Roanoke Times Copyright (c) 1995, Landmark Communications, Inc. DATE: FRIDAY, March 3, 1995 TAG: 9503030072 SECTION: CURRENT PAGE: NRV-11 EDITION: NEW RIVER VALLEY SOURCE: RAY COX DATELINE: LENGTH: Medium
Some youngsters scrape together a few bucks to take a date to the movies; Sanders had scrapes with the anybody who passed for an authority figure.
His mouth was a moving violation.
Teachers threw up their hands. Others who were not amused by his loutish behavior just wanted to throw up.
As for his his coaches at Floyd County High School, many of them just wanted to wring his neck.
They stopped short of that when he started acting up on the junior varsity football team when he was freshman, but they did tell him to get lost.
``I was just being a smart-butt,'' Sanders said.
But a funny thing happened on the highway to Hades. Sanders suddenly saw the value of virtue.
Now those same coaches who once wanted to wring this 140-pound senior's neck, are sending him out to a wrestling mat to jerk a knot in somebody else.
``He's a totally different kid,'' said Barry Hollandsworth, Sanders' wrestling coach.
Perhaps some of the boys Sanders has whupped this year might have preferred running into the old Sanders.
``He's been one of these late bloomers,'' Hollandsworth said.
Sanders is blooming his way, 26-1 record and all, right into the state Group A championship tournament at the Salem Civic Center this weekend. Sanders won the Region C title, which is a fairly significant accomplishment for somebody who has only been grappling for two years now.

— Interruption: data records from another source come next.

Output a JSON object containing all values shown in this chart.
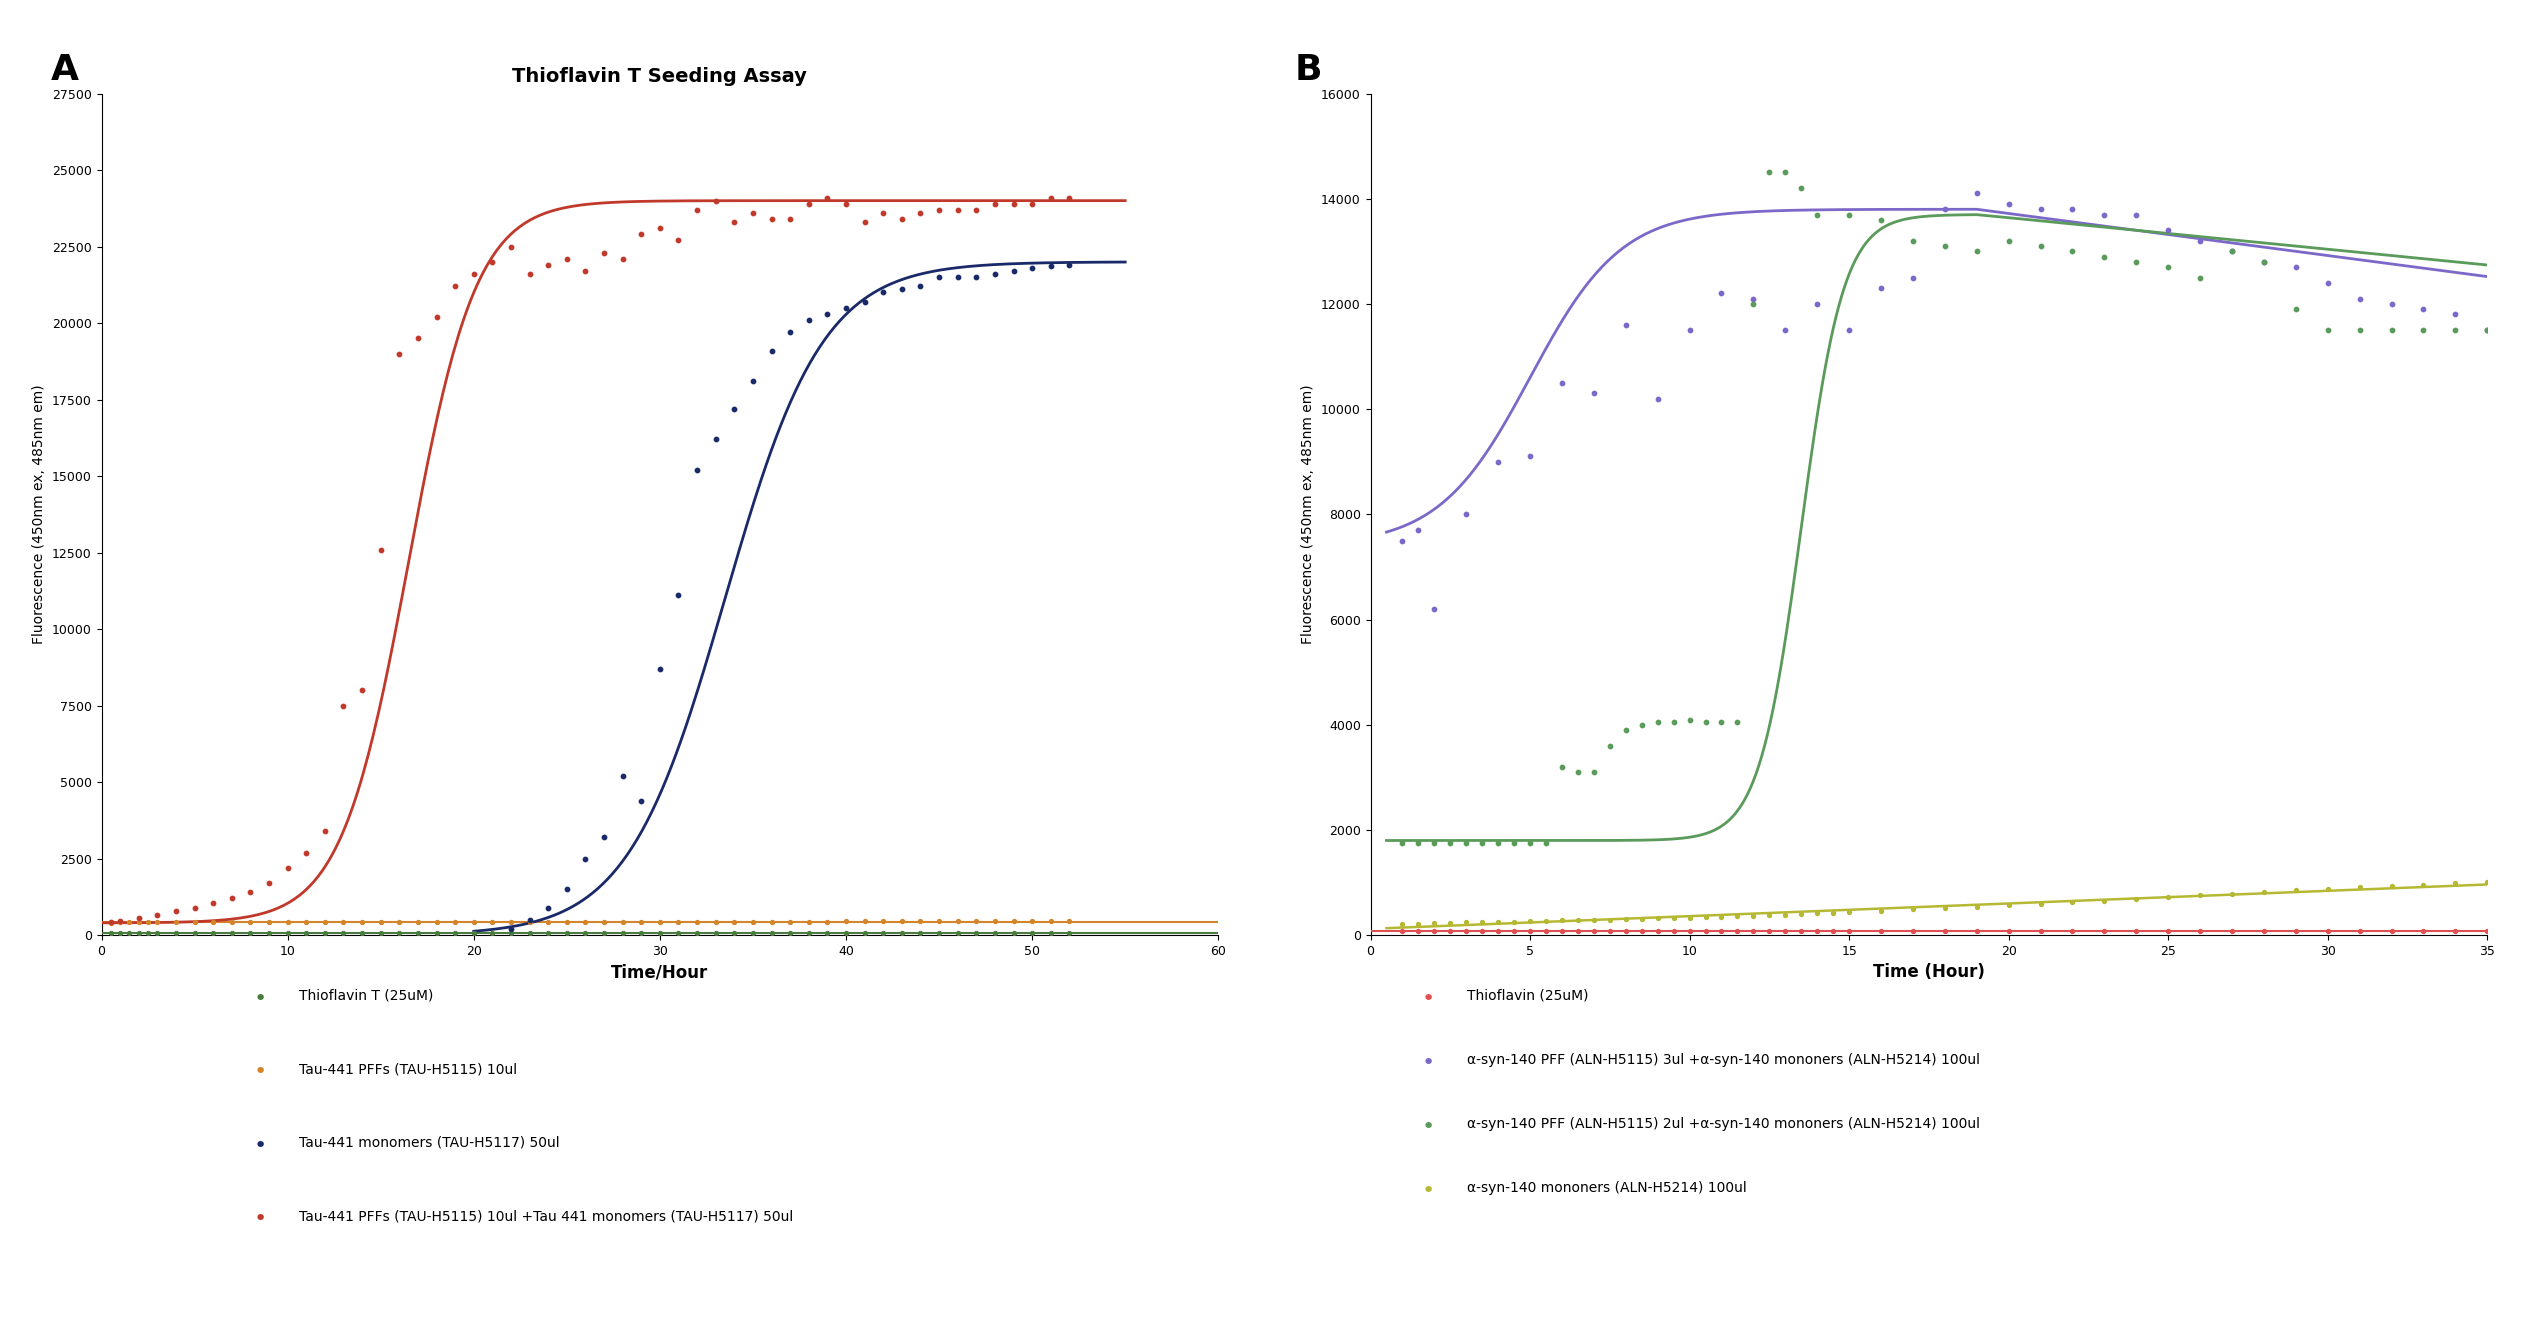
{
  "panel_A": {
    "title": "Thioflavin T Seeding Assay",
    "xlabel": "Time/Hour",
    "ylabel": "Fluorescence (450nm ex, 485nm em)",
    "xlim": [
      0,
      60
    ],
    "ylim": [
      0,
      27500
    ],
    "yticks": [
      0,
      2500,
      5000,
      7500,
      10000,
      12500,
      15000,
      17500,
      20000,
      22500,
      25000,
      27500
    ],
    "xticks": [
      0,
      10,
      20,
      30,
      40,
      50,
      60
    ],
    "series": [
      {
        "label": "Thioflavin T (25uM)",
        "color": "#4a7c3f",
        "scatter_x": [
          0.5,
          1,
          1.5,
          2,
          2.5,
          3,
          4,
          5,
          6,
          7,
          8,
          9,
          10,
          11,
          12,
          13,
          14,
          15,
          16,
          17,
          18,
          19,
          20,
          21,
          22,
          23,
          24,
          25,
          26,
          27,
          28,
          29,
          30,
          31,
          32,
          33,
          34,
          35,
          36,
          37,
          38,
          39,
          40,
          41,
          42,
          43,
          44,
          45,
          46,
          47,
          48,
          49,
          50,
          51,
          52
        ],
        "scatter_y": [
          60,
          60,
          60,
          60,
          60,
          60,
          60,
          65,
          65,
          65,
          65,
          65,
          65,
          65,
          65,
          65,
          65,
          70,
          65,
          65,
          70,
          65,
          65,
          70,
          65,
          65,
          70,
          65,
          70,
          70,
          70,
          70,
          70,
          70,
          70,
          70,
          70,
          70,
          70,
          70,
          70,
          70,
          70,
          70,
          75,
          75,
          75,
          75,
          75,
          75,
          75,
          75,
          75,
          80,
          80
        ],
        "flat_level": 68,
        "type": "flat"
      },
      {
        "label": "Tau-441 PFFs (TAU-H5115) 10ul",
        "color": "#d4842a",
        "scatter_x": [
          0.5,
          1,
          1.5,
          2,
          2.5,
          3,
          4,
          5,
          6,
          7,
          8,
          9,
          10,
          11,
          12,
          13,
          14,
          15,
          16,
          17,
          18,
          19,
          20,
          21,
          22,
          23,
          24,
          25,
          26,
          27,
          28,
          29,
          30,
          31,
          32,
          33,
          34,
          35,
          36,
          37,
          38,
          39,
          40,
          41,
          42,
          43,
          44,
          45,
          46,
          47,
          48,
          49,
          50,
          51,
          52
        ],
        "scatter_y": [
          410,
          420,
          430,
          430,
          420,
          420,
          420,
          425,
          420,
          425,
          425,
          425,
          425,
          430,
          430,
          430,
          430,
          430,
          430,
          430,
          430,
          435,
          430,
          430,
          435,
          435,
          435,
          435,
          440,
          440,
          440,
          440,
          440,
          440,
          440,
          440,
          445,
          445,
          445,
          445,
          445,
          445,
          450,
          450,
          450,
          450,
          450,
          455,
          455,
          455,
          460,
          460,
          460,
          465,
          465
        ],
        "flat_level": 440,
        "type": "flat"
      },
      {
        "label": "Tau-441 monomers (TAU-H5117) 50ul",
        "color": "#1a2968",
        "scatter_x": [
          22,
          23,
          24,
          25,
          26,
          27,
          28,
          29,
          30,
          31,
          32,
          33,
          34,
          35,
          36,
          37,
          38,
          39,
          40,
          41,
          42,
          43,
          44,
          45,
          46,
          47,
          48,
          49,
          50,
          51,
          52
        ],
        "scatter_y": [
          200,
          500,
          900,
          1500,
          2500,
          3200,
          5200,
          4400,
          8700,
          11100,
          15200,
          16200,
          17200,
          18100,
          19100,
          19700,
          20100,
          20300,
          20500,
          20700,
          21000,
          21100,
          21200,
          21500,
          21500,
          21500,
          21600,
          21700,
          21800,
          21850,
          21900
        ],
        "sigmoid_mid": 33.5,
        "sigmoid_slope": 0.38,
        "sigmoid_max": 22000,
        "sigmoid_min": 0,
        "sigmoid_x_start": 20,
        "sigmoid_x_end": 55,
        "type": "sigmoid"
      },
      {
        "label": "Tau-441 PFFs (TAU-H5115) 10ul +Tau 441 monomers (TAU-H5117) 50ul",
        "color": "#c0392b",
        "scatter_x": [
          0.5,
          1,
          2,
          3,
          4,
          5,
          6,
          7,
          8,
          9,
          10,
          11,
          12,
          13,
          14,
          15,
          16,
          17,
          18,
          19,
          20,
          21,
          22,
          23,
          24,
          25,
          26,
          27,
          28,
          29,
          30,
          31,
          32,
          33,
          34,
          35,
          36,
          37,
          38,
          39,
          40,
          41,
          42,
          43,
          44,
          45,
          46,
          47,
          48,
          49,
          50,
          51,
          52
        ],
        "scatter_y": [
          430,
          480,
          550,
          650,
          780,
          900,
          1050,
          1200,
          1400,
          1700,
          2200,
          2700,
          3400,
          7500,
          8000,
          12600,
          19000,
          19500,
          20200,
          21200,
          21600,
          22000,
          22500,
          21600,
          21900,
          22100,
          21700,
          22300,
          22100,
          22900,
          23100,
          22700,
          23700,
          24000,
          23300,
          23600,
          23400,
          23400,
          23900,
          24100,
          23900,
          23300,
          23600,
          23400,
          23600,
          23700,
          23700,
          23700,
          23900,
          23900,
          23900,
          24100,
          24100
        ],
        "sigmoid_mid": 16.5,
        "sigmoid_slope": 0.55,
        "sigmoid_max": 24000,
        "sigmoid_min": 400,
        "sigmoid_x_start": 0,
        "sigmoid_x_end": 55,
        "type": "sigmoid"
      }
    ],
    "legend_items": [
      {
        "label": "Thioflavin T (25uM)",
        "color": "#4a7c3f"
      },
      {
        "label": "Tau-441 PFFs (TAU-H5115) 10ul",
        "color": "#d4842a"
      },
      {
        "label": "Tau-441 monomers (TAU-H5117) 50ul",
        "color": "#1a2968"
      },
      {
        "label": "Tau-441 PFFs (TAU-H5115) 10ul +Tau 441 monomers (TAU-H5117) 50ul",
        "color": "#c0392b"
      }
    ]
  },
  "panel_B": {
    "xlabel": "Time (Hour)",
    "ylabel": "Fluorescence (450nm ex, 485nm em)",
    "xlim": [
      0,
      35
    ],
    "ylim": [
      0,
      16000
    ],
    "yticks": [
      0,
      2000,
      4000,
      6000,
      8000,
      10000,
      12000,
      14000,
      16000
    ],
    "xticks": [
      0,
      5,
      10,
      15,
      20,
      25,
      30,
      35
    ],
    "series": [
      {
        "label": "Thioflavin (25uM)",
        "color": "#e05050",
        "scatter_x": [
          1,
          1.5,
          2,
          2.5,
          3,
          3.5,
          4,
          4.5,
          5,
          5.5,
          6,
          6.5,
          7,
          7.5,
          8,
          8.5,
          9,
          9.5,
          10,
          10.5,
          11,
          11.5,
          12,
          12.5,
          13,
          13.5,
          14,
          14.5,
          15,
          16,
          17,
          18,
          19,
          20,
          21,
          22,
          23,
          24,
          25,
          26,
          27,
          28,
          29,
          30,
          31,
          32,
          33,
          34,
          35
        ],
        "scatter_y": [
          80,
          80,
          80,
          80,
          80,
          80,
          80,
          80,
          80,
          80,
          80,
          80,
          80,
          80,
          80,
          80,
          80,
          80,
          80,
          80,
          80,
          80,
          80,
          80,
          80,
          80,
          80,
          80,
          80,
          80,
          80,
          80,
          80,
          80,
          80,
          80,
          80,
          80,
          80,
          80,
          80,
          80,
          80,
          80,
          80,
          80,
          80,
          80,
          80
        ],
        "flat_level": 80,
        "type": "flat"
      },
      {
        "label": "α-syn-140 PFF (ALN-H5115) 3ul +α-syn-140 mononers (ALN-H5214) 100ul",
        "color": "#7b68c8",
        "scatter_x": [
          1,
          1.5,
          2,
          3,
          4,
          5,
          6,
          7,
          8,
          9,
          10,
          11,
          12,
          13,
          14,
          15,
          16,
          17,
          18,
          19,
          20,
          21,
          22,
          23,
          24,
          25,
          26,
          27,
          28,
          29,
          30,
          31,
          32,
          33,
          34,
          35
        ],
        "scatter_y": [
          7500,
          7700,
          6200,
          8000,
          9000,
          9100,
          10500,
          10300,
          11600,
          10200,
          11500,
          12200,
          12100,
          11500,
          12000,
          11500,
          12300,
          12500,
          13800,
          14100,
          13900,
          13800,
          13800,
          13700,
          13700,
          13400,
          13200,
          13000,
          12800,
          12700,
          12400,
          12100,
          12000,
          11900,
          11800,
          11500
        ],
        "type": "custom_purple"
      },
      {
        "label": "α-syn-140 PFF (ALN-H5115) 2ul +α-syn-140 mononers (ALN-H5214) 100ul",
        "color": "#5a9a5a",
        "scatter_x": [
          1,
          1.5,
          2,
          2.5,
          3,
          3.5,
          4,
          4.5,
          5,
          5.5,
          6,
          6.5,
          7,
          7.5,
          8,
          8.5,
          9,
          9.5,
          10,
          10.5,
          11,
          11.5,
          12,
          12.5,
          13,
          13.5,
          14,
          15,
          16,
          17,
          18,
          19,
          20,
          21,
          22,
          23,
          24,
          25,
          26,
          27,
          28,
          29,
          30,
          31,
          32,
          33,
          34,
          35
        ],
        "scatter_y": [
          1750,
          1750,
          1750,
          1750,
          1750,
          1750,
          1750,
          1750,
          1750,
          1750,
          3200,
          3100,
          3100,
          3600,
          3900,
          4000,
          4050,
          4050,
          4100,
          4050,
          4050,
          4050,
          12000,
          14500,
          14500,
          14200,
          13700,
          13700,
          13600,
          13200,
          13100,
          13000,
          13200,
          13100,
          13000,
          12900,
          12800,
          12700,
          12500,
          13000,
          12800,
          11900,
          11500,
          11500,
          11500,
          11500,
          11500,
          11500
        ],
        "sigmoid_mid": 13.5,
        "sigmoid_slope": 1.5,
        "sigmoid_max": 13700,
        "sigmoid_min": 1800,
        "sigmoid_x_start": 0,
        "sigmoid_x_end": 35,
        "type": "sigmoid_decay"
      },
      {
        "label": "α-syn-140 mononers (ALN-H5214) 100ul",
        "color": "#b5b832",
        "scatter_x": [
          1,
          1.5,
          2,
          2.5,
          3,
          3.5,
          4,
          4.5,
          5,
          5.5,
          6,
          6.5,
          7,
          7.5,
          8,
          8.5,
          9,
          9.5,
          10,
          10.5,
          11,
          11.5,
          12,
          12.5,
          13,
          13.5,
          14,
          14.5,
          15,
          16,
          17,
          18,
          19,
          20,
          21,
          22,
          23,
          24,
          25,
          26,
          27,
          28,
          29,
          30,
          31,
          32,
          33,
          34,
          35
        ],
        "scatter_y": [
          220,
          220,
          230,
          240,
          245,
          250,
          255,
          260,
          265,
          270,
          280,
          285,
          290,
          295,
          305,
          310,
          320,
          325,
          335,
          340,
          350,
          360,
          370,
          380,
          390,
          400,
          415,
          425,
          440,
          460,
          490,
          510,
          540,
          565,
          595,
          625,
          655,
          685,
          720,
          755,
          790,
          820,
          850,
          880,
          910,
          940,
          960,
          985,
          1010
        ],
        "type": "linear"
      }
    ],
    "legend_items": [
      {
        "label": "Thioflavin (25uM)",
        "color": "#e05050"
      },
      {
        "label": "α-syn-140 PFF (ALN-H5115) 3ul +α-syn-140 mononers (ALN-H5214) 100ul",
        "color": "#7b68c8"
      },
      {
        "label": "α-syn-140 PFF (ALN-H5115) 2ul +α-syn-140 mononers (ALN-H5214) 100ul",
        "color": "#5a9a5a"
      },
      {
        "label": "α-syn-140 mononers (ALN-H5214) 100ul",
        "color": "#b5b832"
      }
    ]
  },
  "background_color": "#ffffff"
}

Over that span, he's gone 41-10.
Sanders is only one of the boys with interesting stories that Hollandsworth and co-coaches Danny Cronk and Tony Morisco are chaperoning to state in only the fourth year of the program's history.
Among them is 103-pounder Josh Copus, a cool 11-6. He couldn't make weight last year. He was too light. Even now, he goes no more than 101 and is usally lighter. Or heavyweight Chris Peters, who took a 1-15 record into the region, beat two guys who had once before this season beat him, and will join the top-four at state.
Or you have 130-pounder Matthew Blackwell, who won twice last year. That's all of last year.
Others making the trip include 135-pounder Kamal Chantal, who is probably the second most talented wrestler on the team behind Sanders. They wrestle each other every day in practice.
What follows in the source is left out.